# Buying Property in UAE



## Lazy Daisy (Apr 13, 2017)

Agents usually do not let you see original title (Property Deed) of the property where price is listed. My friend recently bought an apartment through reputable agency and he found out the said property was actually cost 100,000 AED less than the original price just 3 months ago. 

Is there any way to check original price of the property through some government office etc?


----------



## svgeorge (Jul 9, 2016)

The current selling price is not a function of the original price.. it has more to do with current market demand.. i would use rentals for the unit as a proxy (~8-10%pa in Dubai) to determine market rates..


----------



## The Rascal (Aug 6, 2014)

What is a "reputable" company? Especially in RE?


----------



## Lazy Daisy (Apr 13, 2017)

svgeorge said:


> The current selling price is not a function of the original price.. it has more to do with current market demand.. i would use rentals for the unit as a proxy (~8-10%pa in Dubai) to determine market rates..
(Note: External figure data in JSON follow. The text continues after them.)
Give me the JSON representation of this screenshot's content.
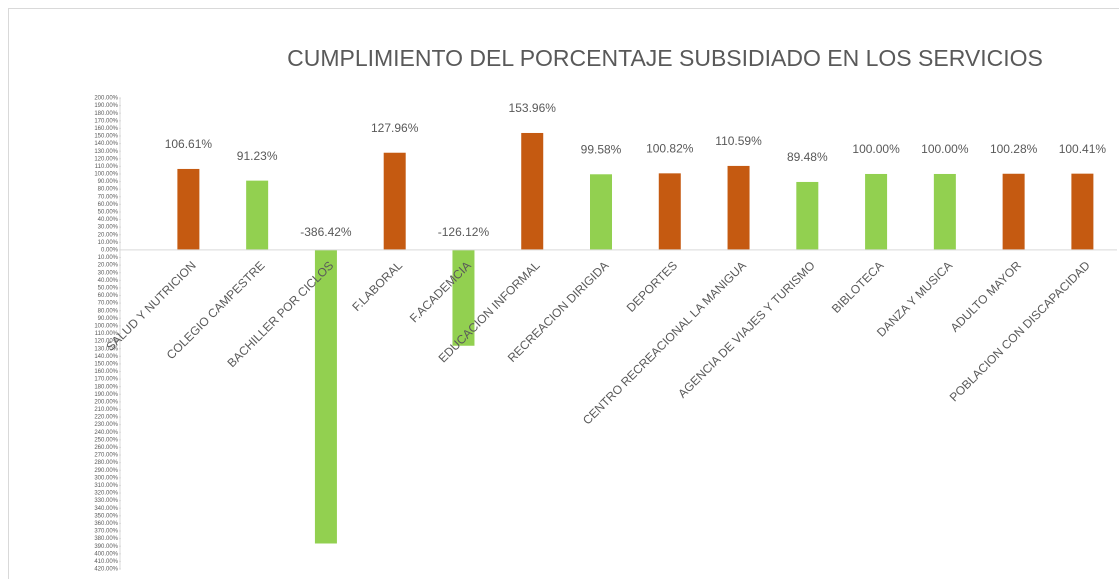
{
  "chart_data": {
    "type": "bar",
    "title": "CUMPLIMIENTO DEL PORCENTAJE SUBSIDIADO EN LOS SERVICIOS",
    "categories": [
      "SALUD Y NUTRICION",
      "COLEGIO CAMPESTRE",
      "BACHILLER POR CICLOS",
      "F.LABORAL",
      "F.ACADEMCIA",
      "EDUCACION INFORMAL",
      "RECREACION DIRIGIDA",
      "DEPORTES",
      "CENTRO RECREACIONAL LA MANIGUA",
      "AGENCIA DE VIAJES Y TURISMO",
      "BIBLOTECA",
      "DANZA Y MUSICA",
      "ADULTO MAYOR",
      "POBLACION CON DISCAPACIDAD"
    ],
    "values": [
      106.61,
      91.23,
      -386.42,
      127.96,
      -126.12,
      153.96,
      99.58,
      100.82,
      110.59,
      89.48,
      100.0,
      100.0,
      100.28,
      100.41
    ],
    "value_labels": [
      "106.61%",
      "91.23%",
      "-386.42%",
      "127.96%",
      "-126.12%",
      "153.96%",
      "99.58%",
      "100.82%",
      "110.59%",
      "89.48%",
      "100.00%",
      "100.00%",
      "100.28%",
      "100.41%"
    ],
    "colors": [
      "#c55a11",
      "#92d050",
      "#92d050",
      "#c55a11",
      "#92d050",
      "#c55a11",
      "#92d050",
      "#c55a11",
      "#c55a11",
      "#92d050",
      "#92d050",
      "#92d050",
      "#c55a11",
      "#c55a11"
    ],
    "ylim": [
      -420,
      200
    ],
    "yticks": [
      {
        "value": 200,
        "label": "200.00%"
      },
      {
        "value": 190,
        "label": "190.00%"
      },
      {
        "value": 180,
        "label": "180.00%"
      },
      {
        "value": 170,
        "label": "170.00%"
      },
      {
        "value": 160,
        "label": "160.00%"
      },
      {
        "value": 150,
        "label": "150.00%"
      },
      {
        "value": 140,
        "label": "140.00%"
      },
      {
        "value": 130,
        "label": "130.00%"
      },
      {
        "value": 120,
        "label": "120.00%"
      },
      {
        "value": 110,
        "label": "110.00%"
      },
      {
        "value": 100,
        "label": "100.00%"
      },
      {
        "value": 90,
        "label": "90.00%"
      },
      {
        "value": 80,
        "label": "80.00%"
      },
      {
        "value": 70,
        "label": "70.00%"
      },
      {
        "value": 60,
        "label": "60.00%"
      },
      {
        "value": 50,
        "label": "50.00%"
      },
      {
        "value": 40,
        "label": "40.00%"
      },
      {
        "value": 30,
        "label": "30.00%"
      },
      {
        "value": 20,
        "label": "20.00%"
      },
      {
        "value": 10,
        "label": "10.00%"
      },
      {
        "value": 0,
        "label": "0.00%"
      },
      {
        "value": -10,
        "label": "10.00%"
      },
      {
        "value": -20,
        "label": "20.00%"
      },
      {
        "value": -30,
        "label": "30.00%"
      },
      {
        "value": -40,
        "label": "40.00%"
      },
      {
        "value": -50,
        "label": "50.00%"
      },
      {
        "value": -60,
        "label": "60.00%"
      },
      {
        "value": -70,
        "label": "70.00%"
      },
      {
        "value": -80,
        "label": "80.00%"
      },
      {
        "value": -90,
        "label": "90.00%"
      },
      {
        "value": -100,
        "label": "100.00%"
      },
      {
        "value": -110,
        "label": "110.00%"
      },
      {
        "value": -120,
        "label": "120.00%"
      },
      {
        "value": -130,
        "label": "130.00%"
      },
      {
        "value": -140,
        "label": "140.00%"
      },
      {
        "value": -150,
        "label": "150.00%"
      },
      {
        "value": -160,
        "label": "160.00%"
      },
      {
        "value": -170,
        "label": "170.00%"
      },
      {
        "value": -180,
        "label": "180.00%"
      },
      {
        "value": -190,
        "label": "190.00%"
      },
      {
        "value": -200,
        "label": "200.00%"
      },
      {
        "value": -210,
        "label": "210.00%"
      },
      {
        "value": -220,
        "label": "220.00%"
      },
      {
        "value": -230,
        "label": "230.00%"
      },
      {
        "value": -240,
        "label": "240.00%"
      },
      {
        "value": -250,
        "label": "250.00%"
      },
      {
        "value": -260,
        "label": "260.00%"
      },
      {
        "value": -270,
        "label": "270.00%"
      },
      {
        "value": -280,
        "label": "280.00%"
      },
      {
        "value": -290,
        "label": "290.00%"
      },
      {
        "value": -300,
        "label": "300.00%"
      },
      {
        "value": -310,
        "label": "310.00%"
      },
      {
        "value": -320,
        "label": "320.00%"
      },
      {
        "value": -330,
        "label": "330.00%"
      },
      {
        "value": -340,
        "label": "340.00%"
      },
      {
        "value": -350,
        "label": "350.00%"
      },
      {
        "value": -360,
        "label": "360.00%"
      },
      {
        "value": -370,
        "label": "370.00%"
      },
      {
        "value": -380,
        "label": "380.00%"
      },
      {
        "value": -390,
        "label": "390.00%"
      },
      {
        "value": -400,
        "label": "400.00%"
      },
      {
        "value": -410,
        "label": "410.00%"
      },
      {
        "value": -420,
        "label": "420.00%"
      }
    ],
    "grid": false
  }
}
Thanks for the response. Where can I check the current market deals? I would like to buy a small studio or 1 bed apartment with somewhat 8-9% ROI.


----------



## Stevesolar (Dec 21, 2012)

Lazy Daisy said:


> Thanks for the response. Where can I check the current market deals? I would like to buy a small studio or 1 bed apartment with somewhat 8-9% ROI.


Hi,
This is one of those situations that if you need to ask these questions - this might not be for you.
Cheers
Steve


----------